Alexander Payne on The Descendants

The writer-director would rather talk craft than the Oscar race

First published on 5 Jan 2012. Updated on 5 Jan 2012.

When a movie by Alexander Payne comes out – lately, that’s not as frequent as we’d like; it’s been seven years – certain expectations are raised. A leading actor will plunge deeply into Payne’s distinct vein of comic frustration, and if they’re not already one of the all-time greats (Jack Nicholson in About Schmidt, say), they will emerge as one: Election’s Reese Witherspoon or Sideways’ Paul Giamatti. Only five features into his career, Payne has become a dependable forger of prestige performances; his studios know this, and to watch the TV spot for the director’s latest, The Descendants, in which George Clooney dashes around in his Hawaiian flip-flops while a voiceover declares that the Oscar race is on, is to see the awards albatross slung around his neck. He hates it.

“One thing I abhor now—” Payne is just getting started— “are the people coming up to me and saying, ‘You have a lot of competition this year.’ I just want to deck them. Because there is no competition in film. I would love to have a film of mine come out during a year in which there are many wonderful American films. I want there to be great American films, always.” The director, a self-described geek who needs no prodding to go broad, can sometimes speak in pronouncements. (He once published a manifesto in Variety calling for “cinema that is intelligent, uplifting and human”,)

The funny thing is that you warm to Payne’s professorial manner, one that might draw him back to UCLA, his alma mater, to teach in 2013 (or so he hopes) – and, indeed, to write many characters who have been lovable if slightly fatuous teachers. Payne’s comedies are the opposite of didactic. The Descendants, starring Clooney as a cuckolded Honolulu lawyer trying to mend bonds with his two daughters, brings a new element of randomness to the formula: the messiness of life.

“You’re out there in the elements trying to put something together,” Payne says of a movie set, the place he most loves being, “and you have this beautiful singularity of purpose, which is missing from the chaos of the rest of my life. Many people who work in film, the rest of their lives are a shambles.” Has he said too much? (There’s been a divorce and some developmental dead ends since 2004’s Sideways.) “No, I’m exaggerating for comic effect,” Payne insists. “One always feels between films just like Martin Sheen at the beginning ofApocalypse Now, hanging out in that hotel room doing naked tai chi and waiting for the next assignment. You meet old directors in Hollywood and all they say is, ‘I can’t get a film made now.’ ” Payne pauses for a joke: “Parentheses, ‘you fucker.’ ”

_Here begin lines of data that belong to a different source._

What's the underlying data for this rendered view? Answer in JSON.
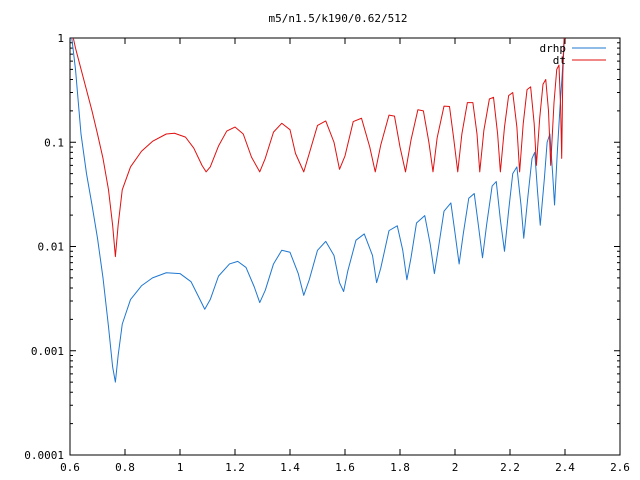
{
  "chart_data": {
    "type": "line",
    "title": "m5/n1.5/k190/0.62/512",
    "xlabel": "",
    "ylabel": "",
    "xlim": [
      0.6,
      2.6
    ],
    "ylim": [
      0.0001,
      1
    ],
    "yscale": "log",
    "grid": false,
    "legend_position": "top-right",
    "x_tick_labels": [
      "0.6",
      "0.8",
      "1",
      "1.2",
      "1.4",
      "1.6",
      "1.8",
      "2",
      "2.2",
      "2.4",
      "2.6"
    ],
    "x_tick_values": [
      0.6,
      0.8,
      1.0,
      1.2,
      1.4,
      1.6,
      1.8,
      2.0,
      2.2,
      2.4,
      2.6
    ],
    "y_tick_labels": [
      "0.0001",
      "0.001",
      "0.01",
      "0.1",
      "1"
    ],
    "y_tick_values": [
      0.0001,
      0.001,
      0.01,
      0.1,
      1
    ],
    "series": [
      {
        "name": "drhp",
        "color": "#1f77d0",
        "points": [
          [
            0.6,
            1.4
          ],
          [
            0.62,
            0.5
          ],
          [
            0.64,
            0.12
          ],
          [
            0.66,
            0.05
          ],
          [
            0.68,
            0.025
          ],
          [
            0.7,
            0.012
          ],
          [
            0.72,
            0.005
          ],
          [
            0.74,
            0.0017
          ],
          [
            0.755,
            0.0007
          ],
          [
            0.765,
            0.0005
          ],
          [
            0.775,
            0.0009
          ],
          [
            0.79,
            0.0018
          ],
          [
            0.82,
            0.0031
          ],
          [
            0.86,
            0.0042
          ],
          [
            0.9,
            0.005
          ],
          [
            0.95,
            0.0056
          ],
          [
            1.0,
            0.0055
          ],
          [
            1.04,
            0.0046
          ],
          [
            1.07,
            0.0032
          ],
          [
            1.09,
            0.0025
          ],
          [
            1.11,
            0.0031
          ],
          [
            1.14,
            0.0052
          ],
          [
            1.18,
            0.0068
          ],
          [
            1.21,
            0.0072
          ],
          [
            1.24,
            0.0063
          ],
          [
            1.27,
            0.0041
          ],
          [
            1.29,
            0.0029
          ],
          [
            1.31,
            0.0038
          ],
          [
            1.34,
            0.0068
          ],
          [
            1.37,
            0.0092
          ],
          [
            1.4,
            0.0088
          ],
          [
            1.43,
            0.0055
          ],
          [
            1.45,
            0.0034
          ],
          [
            1.47,
            0.0048
          ],
          [
            1.5,
            0.0092
          ],
          [
            1.53,
            0.0112
          ],
          [
            1.56,
            0.0082
          ],
          [
            1.58,
            0.0045
          ],
          [
            1.595,
            0.0037
          ],
          [
            1.61,
            0.0058
          ],
          [
            1.64,
            0.0115
          ],
          [
            1.67,
            0.0132
          ],
          [
            1.7,
            0.0082
          ],
          [
            1.715,
            0.0045
          ],
          [
            1.73,
            0.0062
          ],
          [
            1.76,
            0.0142
          ],
          [
            1.79,
            0.0158
          ],
          [
            1.81,
            0.0092
          ],
          [
            1.825,
            0.0048
          ],
          [
            1.84,
            0.0078
          ],
          [
            1.86,
            0.0168
          ],
          [
            1.89,
            0.0198
          ],
          [
            1.91,
            0.0105
          ],
          [
            1.925,
            0.0055
          ],
          [
            1.94,
            0.0098
          ],
          [
            1.96,
            0.0218
          ],
          [
            1.985,
            0.0262
          ],
          [
            2.0,
            0.0135
          ],
          [
            2.015,
            0.0068
          ],
          [
            2.03,
            0.0132
          ],
          [
            2.05,
            0.029
          ],
          [
            2.07,
            0.0322
          ],
          [
            2.085,
            0.016
          ],
          [
            2.1,
            0.0078
          ],
          [
            2.115,
            0.0162
          ],
          [
            2.135,
            0.038
          ],
          [
            2.15,
            0.042
          ],
          [
            2.165,
            0.018
          ],
          [
            2.18,
            0.009
          ],
          [
            2.195,
            0.022
          ],
          [
            2.21,
            0.05
          ],
          [
            2.225,
            0.058
          ],
          [
            2.24,
            0.025
          ],
          [
            2.25,
            0.012
          ],
          [
            2.265,
            0.03
          ],
          [
            2.28,
            0.07
          ],
          [
            2.29,
            0.08
          ],
          [
            2.3,
            0.034
          ],
          [
            2.31,
            0.016
          ],
          [
            2.325,
            0.045
          ],
          [
            2.335,
            0.1
          ],
          [
            2.345,
            0.12
          ],
          [
            2.355,
            0.05
          ],
          [
            2.362,
            0.025
          ],
          [
            2.372,
            0.08
          ],
          [
            2.382,
            0.22
          ],
          [
            2.39,
            0.45
          ],
          [
            2.396,
            0.9
          ],
          [
            2.4,
            1.4
          ]
        ]
      },
      {
        "name": "dt",
        "color": "#e01010",
        "points": [
          [
            0.6,
            1.4
          ],
          [
            0.62,
            0.8
          ],
          [
            0.65,
            0.4
          ],
          [
            0.68,
            0.2
          ],
          [
            0.7,
            0.12
          ],
          [
            0.72,
            0.07
          ],
          [
            0.74,
            0.035
          ],
          [
            0.755,
            0.016
          ],
          [
            0.765,
            0.008
          ],
          [
            0.775,
            0.016
          ],
          [
            0.79,
            0.035
          ],
          [
            0.82,
            0.058
          ],
          [
            0.86,
            0.082
          ],
          [
            0.9,
            0.102
          ],
          [
            0.95,
            0.12
          ],
          [
            0.98,
            0.122
          ],
          [
            1.02,
            0.112
          ],
          [
            1.05,
            0.088
          ],
          [
            1.08,
            0.06
          ],
          [
            1.095,
            0.052
          ],
          [
            1.11,
            0.058
          ],
          [
            1.14,
            0.092
          ],
          [
            1.17,
            0.128
          ],
          [
            1.2,
            0.14
          ],
          [
            1.23,
            0.12
          ],
          [
            1.26,
            0.072
          ],
          [
            1.29,
            0.052
          ],
          [
            1.31,
            0.07
          ],
          [
            1.34,
            0.125
          ],
          [
            1.37,
            0.152
          ],
          [
            1.4,
            0.132
          ],
          [
            1.42,
            0.078
          ],
          [
            1.45,
            0.052
          ],
          [
            1.47,
            0.078
          ],
          [
            1.5,
            0.145
          ],
          [
            1.53,
            0.16
          ],
          [
            1.56,
            0.1
          ],
          [
            1.58,
            0.055
          ],
          [
            1.6,
            0.074
          ],
          [
            1.63,
            0.158
          ],
          [
            1.66,
            0.17
          ],
          [
            1.69,
            0.09
          ],
          [
            1.71,
            0.052
          ],
          [
            1.73,
            0.094
          ],
          [
            1.76,
            0.182
          ],
          [
            1.78,
            0.178
          ],
          [
            1.8,
            0.09
          ],
          [
            1.82,
            0.052
          ],
          [
            1.84,
            0.105
          ],
          [
            1.865,
            0.205
          ],
          [
            1.885,
            0.2
          ],
          [
            1.905,
            0.1
          ],
          [
            1.92,
            0.052
          ],
          [
            1.935,
            0.11
          ],
          [
            1.96,
            0.222
          ],
          [
            1.98,
            0.22
          ],
          [
            1.995,
            0.11
          ],
          [
            2.01,
            0.052
          ],
          [
            2.025,
            0.12
          ],
          [
            2.045,
            0.24
          ],
          [
            2.065,
            0.24
          ],
          [
            2.08,
            0.12
          ],
          [
            2.09,
            0.052
          ],
          [
            2.105,
            0.13
          ],
          [
            2.125,
            0.26
          ],
          [
            2.14,
            0.27
          ],
          [
            2.155,
            0.12
          ],
          [
            2.165,
            0.052
          ],
          [
            2.18,
            0.14
          ],
          [
            2.195,
            0.28
          ],
          [
            2.21,
            0.3
          ],
          [
            2.225,
            0.14
          ],
          [
            2.235,
            0.052
          ],
          [
            2.248,
            0.15
          ],
          [
            2.262,
            0.32
          ],
          [
            2.275,
            0.34
          ],
          [
            2.288,
            0.15
          ],
          [
            2.296,
            0.06
          ],
          [
            2.308,
            0.17
          ],
          [
            2.32,
            0.36
          ],
          [
            2.33,
            0.4
          ],
          [
            2.34,
            0.2
          ],
          [
            2.348,
            0.06
          ],
          [
            2.36,
            0.24
          ],
          [
            2.37,
            0.5
          ],
          [
            2.378,
            0.55
          ],
          [
            2.384,
            0.22
          ],
          [
            2.388,
            0.07
          ],
          [
            2.392,
            0.45
          ],
          [
            2.397,
            1.0
          ],
          [
            2.4,
            1.4
          ]
        ]
      }
    ]
  }
}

Still, you have to wonder about those seven years and the quietly intense man that’s emerged from them. “Look, my first four pictures came in pretty fast succession – four films in eight years,” Payne explains. “Then I just got stuck writing another screenplay with Jim [Taylor, his scripting partner] that took two and a half years.” (Of that legendary sci-fi project, Downsizing, Payne says, “It’s currently aging in an oak cask.”)

Payne kept busy with producing and says it was Kaui Hart Hemmings’s 2007 novel that really drew him back into the feature game, inspiring him to write his first solo draft since film school. (Earlier passes on the material were scrapped.) “The economy had just tanked, so it’s as though the Hawaiian gods were somehow saying, ‘Come unto us', ” Payne recalls. “Could I really find my own way into it? It’s a deceptively good read. Her writing style is simple and nonemphatic, just as I want my film style to be, which is accessible and classical. But the more I read it, the more I saw what was going on.”

Only a handful of months after Payne finished his Descendants script in 2009, the cameras were rolling and the passion was flowing. “Now, thank god, I have my next two features lined up, so I’m going to swing from film to film like a monkey from branch to branch,” he says. Those films are the tentatively titled Nebraska, an arty-sounding b&w father-son road movie for which Payne has improbably secured funding, and a Daniel Clowes graphic-novel adaptation, Wilson.

“I like being a disciplined filmmaker,” Payne says. “It forces me to be more precise.” Yet he also knows how the game is played: “I’ve now done three projects in a row that have come in under budget, and you don’t get a medal for it. You can’t sacrifice quality just to be Mr. Good Boy.” Oscars or no, that hardly seems likely.

The Descendants screens from Thu 12 Jan 2012.